Remotely sensed data provides information on river morphology useful for examining channel change at yearly-to-decadal time scales. Although previous studies have emphasized the need to distinguish true geomorphic change from errors associated with image registration, standard metrics for assessing and summarizing these errors, such as the root-mean-square error (RMSE) and 90th percentile of the distribution of ground control point (GCP) error, fail to incorporate the spatial structure of this uncertainty. In this study, we introduce a framework for evaluating whether observations of lateral channel migration along a meandering channel are statistically significant, given the spatial distribution of registration error.

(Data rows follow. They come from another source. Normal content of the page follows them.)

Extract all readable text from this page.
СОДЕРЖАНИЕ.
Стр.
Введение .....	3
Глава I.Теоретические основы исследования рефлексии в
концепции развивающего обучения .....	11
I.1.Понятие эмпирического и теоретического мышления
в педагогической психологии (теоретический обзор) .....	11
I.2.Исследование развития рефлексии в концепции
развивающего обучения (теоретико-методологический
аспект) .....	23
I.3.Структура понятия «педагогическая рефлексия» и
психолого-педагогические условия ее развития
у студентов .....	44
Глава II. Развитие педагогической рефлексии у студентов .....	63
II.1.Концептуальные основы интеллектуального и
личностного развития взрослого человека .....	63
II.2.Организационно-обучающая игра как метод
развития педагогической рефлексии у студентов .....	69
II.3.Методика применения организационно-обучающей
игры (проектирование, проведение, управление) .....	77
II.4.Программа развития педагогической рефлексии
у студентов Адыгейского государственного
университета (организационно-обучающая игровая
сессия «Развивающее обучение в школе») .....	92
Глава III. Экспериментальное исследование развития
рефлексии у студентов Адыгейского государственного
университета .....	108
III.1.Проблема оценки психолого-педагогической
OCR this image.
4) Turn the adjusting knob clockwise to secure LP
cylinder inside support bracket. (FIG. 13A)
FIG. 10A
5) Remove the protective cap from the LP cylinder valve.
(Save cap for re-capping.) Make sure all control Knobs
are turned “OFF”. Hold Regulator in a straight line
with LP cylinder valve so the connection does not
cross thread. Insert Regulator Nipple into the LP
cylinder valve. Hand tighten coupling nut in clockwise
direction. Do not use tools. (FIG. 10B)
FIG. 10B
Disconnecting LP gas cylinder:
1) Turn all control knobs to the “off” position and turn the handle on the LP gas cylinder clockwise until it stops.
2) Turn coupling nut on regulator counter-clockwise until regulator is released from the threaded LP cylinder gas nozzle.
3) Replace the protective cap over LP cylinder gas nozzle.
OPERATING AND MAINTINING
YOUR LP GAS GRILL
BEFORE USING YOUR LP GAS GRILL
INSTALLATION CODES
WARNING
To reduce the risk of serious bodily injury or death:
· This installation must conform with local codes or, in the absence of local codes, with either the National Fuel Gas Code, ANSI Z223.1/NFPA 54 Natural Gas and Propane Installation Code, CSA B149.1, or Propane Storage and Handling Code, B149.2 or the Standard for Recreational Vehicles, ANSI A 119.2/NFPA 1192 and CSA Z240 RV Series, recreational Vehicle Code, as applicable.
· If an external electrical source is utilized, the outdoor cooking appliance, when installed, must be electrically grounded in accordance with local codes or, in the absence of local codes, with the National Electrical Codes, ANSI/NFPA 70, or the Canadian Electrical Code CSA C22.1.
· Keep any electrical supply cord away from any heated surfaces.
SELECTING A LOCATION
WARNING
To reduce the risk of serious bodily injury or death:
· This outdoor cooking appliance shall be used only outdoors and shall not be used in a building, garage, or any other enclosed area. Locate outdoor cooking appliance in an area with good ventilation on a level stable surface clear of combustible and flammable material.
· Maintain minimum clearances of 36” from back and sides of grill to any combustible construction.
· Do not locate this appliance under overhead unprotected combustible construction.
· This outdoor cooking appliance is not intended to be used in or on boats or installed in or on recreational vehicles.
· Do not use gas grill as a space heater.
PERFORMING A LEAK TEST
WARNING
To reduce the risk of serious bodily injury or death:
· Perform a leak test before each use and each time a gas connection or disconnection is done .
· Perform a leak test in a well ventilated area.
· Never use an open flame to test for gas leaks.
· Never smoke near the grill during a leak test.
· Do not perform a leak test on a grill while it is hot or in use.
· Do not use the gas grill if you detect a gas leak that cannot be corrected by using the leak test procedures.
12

An iterative leave-one-out cross-validation approach was used to produce local error metrics for an image time series from Savery Creek, Wyoming, USA, and to evaluate various transformation equations, interpolation methods, and GCP placement strategies. Interpolated error surfaces then were used to create error ellipses representing spatially variable buffers of detectable change. Our results show that, for all five sequential image pairs we examined, spatially distributed estimates of registration error enabled detection of a greater number of statistically significant lateral migration vectors than the spatially uniform RMSE or 90th percentile of GCP error. Conversely, spatially distributed error metrics prevented changes from being mistaken as real in areas of greater registration error. Our results also support the findings of previous studies: second-order polynomial functions on average yield the lowest RMSE, and errors are reduced by placing GCPs on the floodplain rather than on hillslopes. This study highlights the importance of characterizing the spatial distribution of image registration errors in the analysis of channel change.